Not so widely known is the Libertarian Party's influence on last November's election. If Republicans have reason to cheer Nader's showing, then Democrats have cause to cheer the Libertarians. Without Libertarians the U.S. Senate would not be coming under Democratic control; it would be firmly in GOP hands, 51-48, even after Vermont Sen. James Jeffords' defection from the GOP.
Just as it's assumed that a large majority of Nader's votes would have gone to Gore if the Green Party hadn't been on the ballot, so it is that Republican incumbents - John Ensign in Nevada and Slade Gorton in Washington state - would still be in the Senate had Libertarians not been on the ballot. In both states the Libertarian candidates won far more votes than the GOP incumbents' losing margin.
The Libertarians also made a difference in New Mexico's presidential vote. Gore carried that state by a razor-thin 366 votes.

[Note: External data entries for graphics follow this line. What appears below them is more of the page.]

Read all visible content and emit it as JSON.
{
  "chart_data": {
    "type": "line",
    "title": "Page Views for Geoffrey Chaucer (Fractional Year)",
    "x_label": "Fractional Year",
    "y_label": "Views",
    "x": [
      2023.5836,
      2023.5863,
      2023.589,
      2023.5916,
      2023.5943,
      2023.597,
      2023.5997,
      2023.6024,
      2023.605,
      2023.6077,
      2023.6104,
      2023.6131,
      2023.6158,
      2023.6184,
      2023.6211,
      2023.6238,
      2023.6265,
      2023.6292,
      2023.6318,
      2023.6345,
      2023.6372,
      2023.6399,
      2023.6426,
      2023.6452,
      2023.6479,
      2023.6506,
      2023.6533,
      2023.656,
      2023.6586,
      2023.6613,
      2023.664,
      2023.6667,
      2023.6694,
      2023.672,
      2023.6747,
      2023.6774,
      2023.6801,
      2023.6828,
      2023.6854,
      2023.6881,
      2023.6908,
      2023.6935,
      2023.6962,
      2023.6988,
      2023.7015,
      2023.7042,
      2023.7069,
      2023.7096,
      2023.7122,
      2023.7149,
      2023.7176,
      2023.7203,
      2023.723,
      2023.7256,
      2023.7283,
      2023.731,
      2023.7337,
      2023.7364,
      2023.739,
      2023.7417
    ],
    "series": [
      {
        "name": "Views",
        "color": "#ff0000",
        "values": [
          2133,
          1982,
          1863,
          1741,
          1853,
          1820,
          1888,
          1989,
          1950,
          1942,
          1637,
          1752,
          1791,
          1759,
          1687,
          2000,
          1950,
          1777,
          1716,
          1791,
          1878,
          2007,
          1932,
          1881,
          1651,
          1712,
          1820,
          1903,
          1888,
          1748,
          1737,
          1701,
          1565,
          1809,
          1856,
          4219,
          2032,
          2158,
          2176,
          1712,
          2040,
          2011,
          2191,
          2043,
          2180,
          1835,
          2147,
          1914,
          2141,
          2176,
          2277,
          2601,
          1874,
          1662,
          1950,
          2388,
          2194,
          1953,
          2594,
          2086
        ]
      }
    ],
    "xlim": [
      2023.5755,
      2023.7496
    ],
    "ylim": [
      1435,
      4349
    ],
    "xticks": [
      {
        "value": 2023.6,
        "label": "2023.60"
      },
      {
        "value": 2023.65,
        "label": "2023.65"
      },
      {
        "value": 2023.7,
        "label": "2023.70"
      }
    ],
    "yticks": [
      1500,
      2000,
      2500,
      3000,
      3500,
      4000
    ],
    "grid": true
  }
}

But Bush, says pollsters, could easily have made up those votes and then some if Libertarian presidential candidate Harry Browne hadn't attracted 2,058 votes.
The Libertarians' showing has prompted Republican strategists to key much of their 2002 congressional campaign to limited government themes that appeal to Libertarians.
The challenge to Republicans will be to reconcile the Libertarian wing of the party with its social and religious wing. That will be tough.
Many Libertarians perceive social and religious conservatives as judgmental busybodies who seek to impose their way of life on everyone else, while the conservatives often view libertarians as anything-goes Philistines with no religious or social values.